Yvonne Wilder film credits
| Year | Title | Role |
|---|---|---|
| 1961 | West Side Story | Consuelo |
| 1971 | The Return of Count Yorga | Jennifer Nelson |
| 1976 | Silent Movie | Studio Chief's Secretary |
| 1978 | Bloodbrothers | Phyllis De Coco (uncredited) |
| 1979 | Why Not Stay for Breakfast? | Helen |
| 1980 | The Last Married Couple in America | Margrette |
| 1980 | Seems Like Old Times | Aurora De La Hoya |

===Television===

Yvonne Wilder television credits
| Year | Title | Role | Notes |
|---|---|---|---|
| 1962 | Hennesey | Waitress / Wave Corpsman Bertha Bartosik | 2 episodes |
| 1964 | CBS Workshop |  | 1 episode |
| 1967 | Hey, Landlord | Secretary | 1 episode |
| 1969 | Bracken's World | Esta Goldman | 1 episode |
| 1969–1970 | Room 222 | Mrs. Guerroro / Mrs. Musgrove | 2 episodes |
| 1972 | The Mary Tyler Moore Show | Barbara Gardner | 1 episode |
| 1972 | The Courtship of Eddie's Father | Kathy | 1 episode |
| 1971–1972 | The Partridge Family | Waitress / Sheila | 4 episodes |
| 1973 | The Girl with Something Extra | Taffy | 1 episode |
| 1974 | Death Sentence | Elaine Croft | TV movie |
| 1975–1976 | On the Rocks | Lillian | 2 episodes |
| 1976 | The Practice | Mrs.
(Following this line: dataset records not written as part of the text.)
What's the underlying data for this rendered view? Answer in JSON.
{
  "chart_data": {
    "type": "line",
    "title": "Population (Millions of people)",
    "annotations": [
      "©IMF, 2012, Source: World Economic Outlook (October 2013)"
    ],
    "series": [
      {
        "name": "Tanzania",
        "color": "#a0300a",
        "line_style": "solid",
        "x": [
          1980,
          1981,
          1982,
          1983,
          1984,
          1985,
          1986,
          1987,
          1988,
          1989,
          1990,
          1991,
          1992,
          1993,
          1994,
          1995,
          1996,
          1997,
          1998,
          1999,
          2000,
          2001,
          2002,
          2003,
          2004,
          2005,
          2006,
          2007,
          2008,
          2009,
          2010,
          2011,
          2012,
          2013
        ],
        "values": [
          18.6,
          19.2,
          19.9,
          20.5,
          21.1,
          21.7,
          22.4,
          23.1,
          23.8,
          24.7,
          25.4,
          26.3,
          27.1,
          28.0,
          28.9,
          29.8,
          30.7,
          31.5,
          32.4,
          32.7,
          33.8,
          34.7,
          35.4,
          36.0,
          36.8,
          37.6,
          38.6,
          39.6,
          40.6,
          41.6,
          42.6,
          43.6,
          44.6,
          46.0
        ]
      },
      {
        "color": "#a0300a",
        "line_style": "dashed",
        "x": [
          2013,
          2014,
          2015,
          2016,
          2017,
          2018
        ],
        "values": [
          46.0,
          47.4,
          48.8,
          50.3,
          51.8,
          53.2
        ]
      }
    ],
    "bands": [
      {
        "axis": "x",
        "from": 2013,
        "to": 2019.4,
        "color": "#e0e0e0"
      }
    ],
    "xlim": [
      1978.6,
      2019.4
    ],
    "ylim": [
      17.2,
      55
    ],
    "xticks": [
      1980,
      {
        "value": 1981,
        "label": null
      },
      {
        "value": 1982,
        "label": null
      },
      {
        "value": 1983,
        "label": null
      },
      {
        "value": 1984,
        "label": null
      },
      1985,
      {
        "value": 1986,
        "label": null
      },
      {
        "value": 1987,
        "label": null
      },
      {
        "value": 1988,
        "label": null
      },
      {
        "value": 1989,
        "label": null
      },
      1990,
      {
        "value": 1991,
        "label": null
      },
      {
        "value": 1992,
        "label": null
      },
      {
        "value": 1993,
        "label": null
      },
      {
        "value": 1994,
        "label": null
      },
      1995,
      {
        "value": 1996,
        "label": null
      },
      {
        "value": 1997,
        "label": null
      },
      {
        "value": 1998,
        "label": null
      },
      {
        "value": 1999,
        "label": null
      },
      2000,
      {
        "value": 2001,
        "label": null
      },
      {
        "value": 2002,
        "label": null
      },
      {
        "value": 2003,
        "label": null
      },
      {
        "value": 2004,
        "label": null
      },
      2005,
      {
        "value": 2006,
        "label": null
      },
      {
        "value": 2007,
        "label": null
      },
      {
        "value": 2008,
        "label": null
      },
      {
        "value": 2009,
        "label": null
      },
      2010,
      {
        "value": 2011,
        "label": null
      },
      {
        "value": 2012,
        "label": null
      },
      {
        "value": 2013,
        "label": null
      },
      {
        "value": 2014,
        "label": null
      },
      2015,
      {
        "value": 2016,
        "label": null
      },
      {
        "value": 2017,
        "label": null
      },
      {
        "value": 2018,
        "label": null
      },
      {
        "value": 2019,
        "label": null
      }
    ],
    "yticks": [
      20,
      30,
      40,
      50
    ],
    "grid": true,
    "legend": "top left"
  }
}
Widdicomb | Episode: "The Snow Job" (S2.E5) |
| 1977 | Police Story | Angie | 1 episode |
| 1977–1978 | Operation Petticoat | Major Edna Howard | 23 episodes |
| 1979 | The Tenth Month | Mrs. Figueroa | TV movie |
| 1979 | One Day at a Time | Dr. Bradshaw | 1 episode |
| 1981–1982 | Archie Bunker's Place | Katherine Logan | 4 episodes |
| 1983 | Mama's Family | Scarlett May Dubois | 1 episode |
| 1986–1987 | Gimme a Break! | (various) | 5 episodes |
| 1986–1989 | The Equalizer | Lettie | 3 episodes "Wash Up" (S1.E16) "Torn" (S1.E17) "The Sins of Our Fathers" (S4.E8) |
| 1988 | 227 | Anna Gonzales | 1 episode |
| 1988–1991 | Full House | Irene Katsopolis | 7 episodes |

== Personal life ==
Wilder married five times. Her third husband was Bob Kelljan (Robert Kelluchian). Her fifth husband was Zach Kleiman. She had one son, Chris. She died at home in Los Angeles on November 24, 2021, at the age of 84.